In the past year, the business world has been marked by significant change. Legislative reforms have forced us to shift our approach to the administration of benefits and how we view wellness and employee involvement in benefit choices. The international financial crisis has left businesses struggling to regain profitability, reduce costs and realign talent to maximize productivity.
“Organizations have had to constantly adjust courses to be mindful of their corporate balance sheets and human capital returns,” says Chet Rhoads, vice president, business development, Aon Risk Services Central, Inc.
For the fifth consecutive year, Aon Consulting surveyed employers across the United States to examine the strategies and tactics their organizations are employing.
Smart Business spoke with Rhoads about the survey and the shifts in employers’ attitudes towards their benefit programs.

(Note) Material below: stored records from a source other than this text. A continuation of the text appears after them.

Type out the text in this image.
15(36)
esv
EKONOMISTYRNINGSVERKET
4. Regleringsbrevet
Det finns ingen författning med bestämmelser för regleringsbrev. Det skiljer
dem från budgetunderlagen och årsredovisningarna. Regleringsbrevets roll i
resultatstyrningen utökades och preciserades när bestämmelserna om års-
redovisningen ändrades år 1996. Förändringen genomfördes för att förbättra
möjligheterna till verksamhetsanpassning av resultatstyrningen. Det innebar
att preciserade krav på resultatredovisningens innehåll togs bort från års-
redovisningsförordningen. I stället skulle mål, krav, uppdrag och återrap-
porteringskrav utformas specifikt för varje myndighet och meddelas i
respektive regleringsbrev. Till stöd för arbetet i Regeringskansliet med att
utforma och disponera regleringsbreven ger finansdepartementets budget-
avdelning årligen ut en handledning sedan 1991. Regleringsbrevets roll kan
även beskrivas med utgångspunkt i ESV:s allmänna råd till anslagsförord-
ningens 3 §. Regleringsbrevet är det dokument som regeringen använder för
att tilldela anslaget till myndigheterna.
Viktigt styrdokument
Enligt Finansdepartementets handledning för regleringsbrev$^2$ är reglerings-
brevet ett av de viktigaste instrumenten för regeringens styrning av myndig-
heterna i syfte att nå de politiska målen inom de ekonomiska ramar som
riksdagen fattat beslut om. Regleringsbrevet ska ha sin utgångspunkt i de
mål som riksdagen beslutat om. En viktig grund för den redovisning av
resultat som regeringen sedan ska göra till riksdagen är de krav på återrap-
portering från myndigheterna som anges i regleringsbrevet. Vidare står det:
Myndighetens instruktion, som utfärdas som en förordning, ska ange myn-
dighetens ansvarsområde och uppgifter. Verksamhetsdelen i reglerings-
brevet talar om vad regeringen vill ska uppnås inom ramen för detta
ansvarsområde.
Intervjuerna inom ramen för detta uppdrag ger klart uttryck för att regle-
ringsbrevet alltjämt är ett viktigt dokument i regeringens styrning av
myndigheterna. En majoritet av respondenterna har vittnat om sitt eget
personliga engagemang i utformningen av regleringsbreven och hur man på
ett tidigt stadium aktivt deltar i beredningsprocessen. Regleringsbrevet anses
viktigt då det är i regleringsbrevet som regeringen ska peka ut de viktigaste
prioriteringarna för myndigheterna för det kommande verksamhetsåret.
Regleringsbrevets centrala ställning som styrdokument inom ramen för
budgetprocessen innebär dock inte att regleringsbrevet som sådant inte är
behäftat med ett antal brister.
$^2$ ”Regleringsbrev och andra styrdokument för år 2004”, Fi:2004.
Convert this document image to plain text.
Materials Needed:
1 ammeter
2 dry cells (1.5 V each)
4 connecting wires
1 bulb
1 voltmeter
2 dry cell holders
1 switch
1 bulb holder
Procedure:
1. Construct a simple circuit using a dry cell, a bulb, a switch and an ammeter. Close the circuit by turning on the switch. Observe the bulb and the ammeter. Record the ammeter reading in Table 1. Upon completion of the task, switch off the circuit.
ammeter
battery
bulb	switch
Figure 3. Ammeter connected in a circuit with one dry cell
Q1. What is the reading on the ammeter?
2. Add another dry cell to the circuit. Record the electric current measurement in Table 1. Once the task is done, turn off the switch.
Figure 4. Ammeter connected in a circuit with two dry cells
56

What high-level findings were gleaned?
- Recession-driven change. The majority of respondents altered their human resources practices to mitigate the recession. Reducing or realigning work forces (84 percent) and adjusting cash compensation generally by freezing or reducing base pay (77 percent) and incentive compensation (90 percent) were the most common actions. Some 54 percent reduced health benefits or increased employee costs, another 9 percent closed their defined benefit plan for participation or future accruals, and 22 percent suspended or reduced their contributions to plans.
- Shift toward consumer-focused, total rewards packages. Nearly half of the respondents indicated they had already moved, or are moving, away from a paternalistic role toward a consumer-focused approach.
- Need for formal metrics on rewards and retirement programs. There is a strong desire to better align total rewards programs with the company’s financial objectives and employee values and preferences. However, only one-quarter of respondents have formal metrics in place to measure the impact of benefits and policies on their business.
What did the survey say about the specifics of the employer’s total rewards policy?
Survey respondents rated medical care coverage for active employees/families and base compensation as absolutely critical or very important, 78 percent and 79 percent respectively. Incentive compensation was rated behind retirement programs in terms of importance 53 percent rated incentive compensation as absolutely critical or very important, while 62 percent rated retirement plans similarly. Regarding career development, it was rated as highly important by 44 percent.
What did the survey indicate on the subject of new benefit plan realities and legislation?
The survey indicated that the challenges and opportunities presented by the new landscape of health care are being addressed with uncertain or insufficient action and, in some cases, only haphazard success. Cost challenges remain, while benefits and health care remain important to both employers and employees. Beyond employers calculating pure cost, few employers have robust systems to demonstrate benefit plan effectiveness.
What about the 2010 employer subsidy for the most prevalent medical plan?
Forty-five percent say that for their most prevalent medical plan for ‘employee only’ coverage, they subsidize 75 to 84 percent, while 43 percent subsidize 75 to 84 percent for the most prevalent ‘family’ coverage. Respondents use cost-sharing subsidy differentiation between ‘employee only’ and ‘employee +’ coverage.
Which initiatives have employers implemented, or are planning to implement, to reduce costs or improve the quality of health care?
Forty-three percent plan to measure program success in 2011 or beyond, compared to 19 percent currently implemented. Forty-three percent plan to measure/require/reward employee changes in healthy behaviors in 2011 or beyond, compared to 26 percent currently implemented, and 36 percent plan to measure/require/reward dependent changes in healthy behaviors in 2011 or beyond, compared to 13 percent currently implemented.
What type of wellness incentives do employers anticipate introducing?
Combined financial and plan design incentives to promote utilization of disease management and ‘value-based’ services are reported to be introduced by 45 and 47 percent, respectively. These types of incentives can range from pure monetary incentives to reductions in employee contributions.
What are employers doing with defined benefit retirement plans?
Over one-third of respondents continue to sponsor defined benefit pension plans for all employees. Nearly 30 percent either closed or froze their defined benefit plans in the last two years, and another 20 percent are considering such changes over the next two years.
What did the survey reveal on defined contribution retirement plans?
Ninety-six percent sponsor some type of defined contribution plan. However, in response to the economic downturn, nearly one-quarter of survey respondents reduced or suspended their defined contribution plan 15 percent completely suspended and 7 percent reduced their contributions during 2009.
How did respondents feel about an employee’s ability to achieve retirement security?
Sixty-two percent feel at least some responsibility to help employees achieve retirement security. Almost half are concerned about the business outcome of employees working past their productive years because they are unprepared for retirement.